Managing Excessive Swearing Behavior in Children: Is Ignoring it at Home Acceptable?

January 3, 2024

We’ve all found ourselves in that situation: you accidentally drop something, it shatters, and you exclaim, “Oh no!” only to realize your children are within earshot. In my household, the swear jar is predominantly filled by yours truly. Interestingly, my son rarely utters any expletives. Perhaps my use of such language has rendered it “uncool” in his eyes, or maybe he simply possesses better manners. (It happens!) Regardless of whether your child swears in jest or as a habit, the question lingers: How should you address it, if at all?

Distinguishing between public conduct and private behavior is a concept children grasp early on — it’s acceptable to roam the house unclothed; however, streaking across the playground is a definite no-no. Therefore, in principle, if your kids can differentiate between dropping a swear word while gaming at home (permissible) and doing so in a classroom setting (absolutely prohibited), they inherently understand the contrast between public and private actions.

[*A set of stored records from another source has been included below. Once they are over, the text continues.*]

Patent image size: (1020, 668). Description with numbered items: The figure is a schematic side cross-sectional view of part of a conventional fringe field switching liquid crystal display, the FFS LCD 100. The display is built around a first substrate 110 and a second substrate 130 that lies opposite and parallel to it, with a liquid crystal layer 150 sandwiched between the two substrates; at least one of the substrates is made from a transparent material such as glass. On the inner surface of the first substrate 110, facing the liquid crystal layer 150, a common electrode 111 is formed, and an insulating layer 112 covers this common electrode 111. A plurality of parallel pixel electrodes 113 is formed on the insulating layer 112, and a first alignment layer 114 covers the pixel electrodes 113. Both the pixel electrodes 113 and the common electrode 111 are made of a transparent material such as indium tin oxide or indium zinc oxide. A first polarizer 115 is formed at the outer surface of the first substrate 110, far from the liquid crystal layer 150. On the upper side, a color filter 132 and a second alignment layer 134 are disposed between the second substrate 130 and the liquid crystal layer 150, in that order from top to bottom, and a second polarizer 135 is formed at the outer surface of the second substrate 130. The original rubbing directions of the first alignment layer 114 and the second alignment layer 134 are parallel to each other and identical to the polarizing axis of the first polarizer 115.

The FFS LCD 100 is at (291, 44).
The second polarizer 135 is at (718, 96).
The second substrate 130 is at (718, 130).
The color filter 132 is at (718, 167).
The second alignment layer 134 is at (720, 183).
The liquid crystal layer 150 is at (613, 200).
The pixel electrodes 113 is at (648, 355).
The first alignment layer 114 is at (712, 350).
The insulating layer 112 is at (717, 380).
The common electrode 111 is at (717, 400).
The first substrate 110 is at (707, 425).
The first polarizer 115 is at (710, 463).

The challenge arises when intense emotions come into play, as children may struggle to regulate their responses — whether in private or public settings. Emotions like excitement, frustration, sadness, and boredom (emotions commonly experienced at school, the playground, or home) can trigger strong reactions. If swearing becomes their default response to emotions at home, it’s likely to carry over into other environments.

So, should you enforce consequences or not?

The decision on whether to condone swearing at home rests solely with you and your co-parent, but the reality is that expecting flawless self-control from children to avoid any slip-ups is a tall order. In fact, even adults find this challenging. However, before your child lands in the principal’s office, there are numerous ways to discourage the use of expletives without resorting to severe discipline.

According to Allison Wilson, senior director of curriculum and innovation at Stratford Schools, parents should also consider the root cause: Children might swear as a form of mirroring adult behavior or seeking social approval among their peers.

How can you deter your child from using inappropriate language?

If you aim to diminish swearing at home, Donna Whittaker, VP of curriculum and education at Big Blue Marble Academy, advises parents, “Foul language is typically uttered with intense emotion; hence, children take notice and may imitate these words. If we expressed the word ‘carrot’ with the same fervor as expletives, children would likely say ‘carrot’ when in pain or distress.”

Whitaker also suggests that parents reflect on their own language use, strive to avoid swearing, and if they slip up, acknowledge the mistake with a simple, “Oops! I shouldn’t have said that!”

Replacing a swear word with a lighthearted or charming term is a strategy familiar to many. Wilson emphasizes that this approach can be highly effective. “Explain why certain language is inappropriate and brainstorm alternative expressions,” she recommends. “For instance, you could agree on using phrases like ‘silly banana’ or ‘snap’ as substitutes for expletives.”

Moreover, implementing a swear jar as a mild form of reprimand can be beneficial. If the children swear, they contribute to the jar (ensuring it comes from their own allowance or birthday funds). Conversely, if a parent slips up, the children receive a treat from the jar. It’s a somewhat advantageous arrangement for all parties involved.